Они еще долго стояли и смотрели друг другу в глаза, не моргая.
— Не могу. Есть во мне что-то темное. Даже тот одержимый у стен Эскендерии заметил, — наконец, заговорил Микаш.
— Темное есть в каждом из нас. Свой демон. Можно прятать его от посторонних глаза или прятаться самому. Но истинную силу можно обрести лишь тогда, когда встретишься с ним лицом к лицу и покоришь его, заставишь служить себе и людям, а не будешь служить сам.
Микаш смотрел в его пронзительно-синие глаза и верил, как никогда и никому в жизни не верил до этого. Микаш зашагал прочь и обернулся только у выхода:
— Можно я еще приду на совет послушать?
— Как лорд Мнишек жалуется на поваров? — удивился Гэвин. — Приходи, демоны тебя дери, делай, что хочешь! — он махнул рукой, и Микаш удалился.

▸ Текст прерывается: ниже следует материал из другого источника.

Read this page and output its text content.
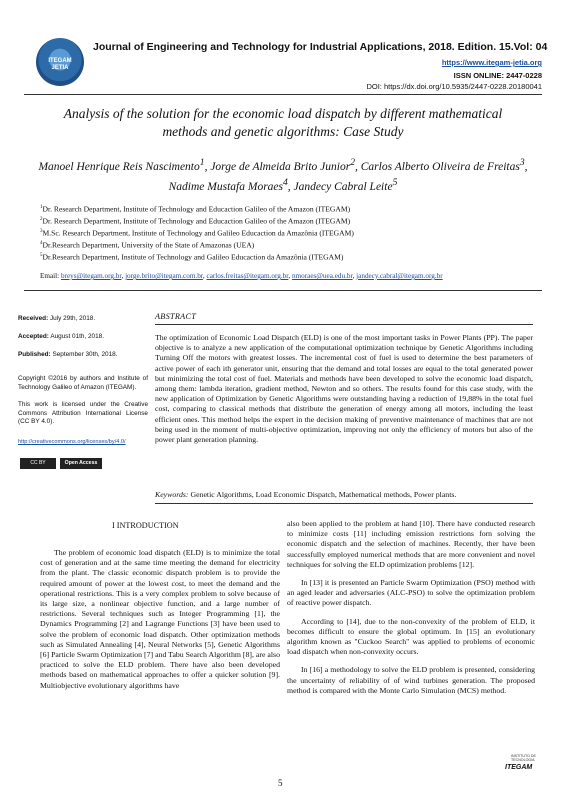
ITEGAM
JETIA
Journal of Engineering and Technology for Industrial Applications, 2018. Edition. 15.Vol: 04
https://www.itegam-jetia.org
ISSN ONLINE: 2447-0228
DOI: https://dx.doi.org/10.5935/2447-0228.20180041
Analysis of the solution for the economic load dispatch by different mathematical methods and genetic algorithms: Case Study
Manoel Henrique Reis Nascimento$^1$, Jorge de Almeida Brito Junior$^2$, Carlos Alberto Oliveira de Freitas$^3$, Nadime Mustafa Moraes$^4$, Jandecy Cabral Leite$^5$
$^1$Dr. Research Department, Institute of Technology and Educaction Galileo of the Amazon (ITEGAM)
$^2$Dr. Research Department, Institute of Technology and Educaction Galileo of the Amazon (ITEGAM)
$^3$M.Sc. Research Department, Institute of Technology and Galileo Educaction da Amazônia (ITEGAM)
$^4$Dr.Research Department, University of the State of Amazonas (UEA)
$^5$Dr.Research Department, Institute of Technology and Galileo Educaction da Amazônia (ITEGAM)
Email: breys@itegam.org.br, jorge.brito@itegam.com.br, carlos.freitas@itegam.org.br, nmoraes@uea.edu.br, jandecy.cabral@itegam.org.br
Received: July 29th, 2018.
Accepted: August 01th, 2018.
Published: September 30th, 2018.
Copyright ©2016 by authors and Institute of Technology Galileo of Amazon (ITEGAM).
This work is licensed under the Creative Commons Attribution International License (CC BY 4.0).
http://creativecommons.org/licenses/by/4.0/
CC BY	Open Access
ABSTRACT
The optimization of Economic Load Dispatch (ELD) is one of the most important tasks in Power Plants (PP). The paper objective is to analyze a new application of the computational optimization technique by Genetic Algorithms including Turning Off the motors with greatest losses. The incremental cost of fuel is used to determine the best parameters of active power of each ith generator unit, ensuring that the demand and total losses are equal to the total generated power but minimizing the total cost of fuel. Materials and methods have been developed to solve the economic load dispatch, among them: lambda iteration, gradient method, Newton and so others. The results found for this case study, with the new application of Optimization by Genetic Algorithms were outstanding having a reduction of 19,88% in the total fuel cost, comparing to classical methods that distribute the generation of energy among all motors, including the least efficient ones. This method helps the expert in the decision making of preventive maintenance of machines that are not being used in the moment of multi-objective optimization, improving not only the efficiency of motors but also of the power plant generation planning.
Keywords: Genetic Algorithms, Load Economic Dispatch, Mathematical methods, Power plants.
I INTRODUCTION

The problem of economic load dispatch (ELD) is to minimize the total cost of generation and at the same time meeting the demand for electricity from the plant. The classic economic dispatch problem is to provide the required amount of power at the lowest cost, to meet the demand and the operational restrictions. This is a very complex problem to solve because of its large size, a nonlinear objective function, and a large number of restrictions. Several techniques such as Integer Programming [1], the Dynamics Programming [2] and Lagrange Functions [3] have been used to solve the problem of economic load dispatch. Other optimization methods such as Simulated Annealing [4], Neural Networks [5], Genetic Algorithms [6] Particle Swarm Optimization [7] and Tabu Search Algorithm [8], are also practiced to solve the ELD problem. There have also been developed methods based on mathematical approaches to offer a quicker solution [9]. Multiobjective evolutionary algorithms have

also been applied to the problem at hand [10]. There have conducted research to minimize costs [11] including emission restrictions forn solving the economic dispatch and the selection of machines. Recently, ther have been successfully employed numerical methods that are more convenient and novel techniques for solving the ELD optimization problems [12].

In [13] it is presented an Particle Swarm Optimization (PSO) method with an aged leader and adversaries (ALC-PSO) to solve the optimization problem of reactive power dispatch.

According to [14], due to the non-convexity of the problem of ELD, it becomes difficult to ensure the global optimum. In [15] an evolutionary algorithm known as "Cuckoo Search" was applied to problems of economic load dispatch when non-convexity occurs.

In [16] a methodology to solve the ELD problem is presented, considering the uncertainty of reliability of of wind turbines generation. The proposed method is compared with the Monte Carlo Simulation (MCS) method.

INSTITUTO DE
TECNOLOGIA
ITEGAM
5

Гэвин его разозлил. Гораздо больше, чем высокородные командиры в шатре. Задел за живое. Утром он шел в бой другим, отодвинул Орсо в сторону, сам указывал, сам орал, когда они начали кочевряжиться, мол, не командир ты нам, пошел прочь, сам приложил самого строптивого об землю, когда тот совсем берега потерял, да еще пригрозил маршальским гневом. Подействовало, хоть и мерзко было, они подчинились. Ненавидели, но слушались. В этот день бой был славный, много демонов полегло — ни один не ушел. На следующий, и через день, и дальше.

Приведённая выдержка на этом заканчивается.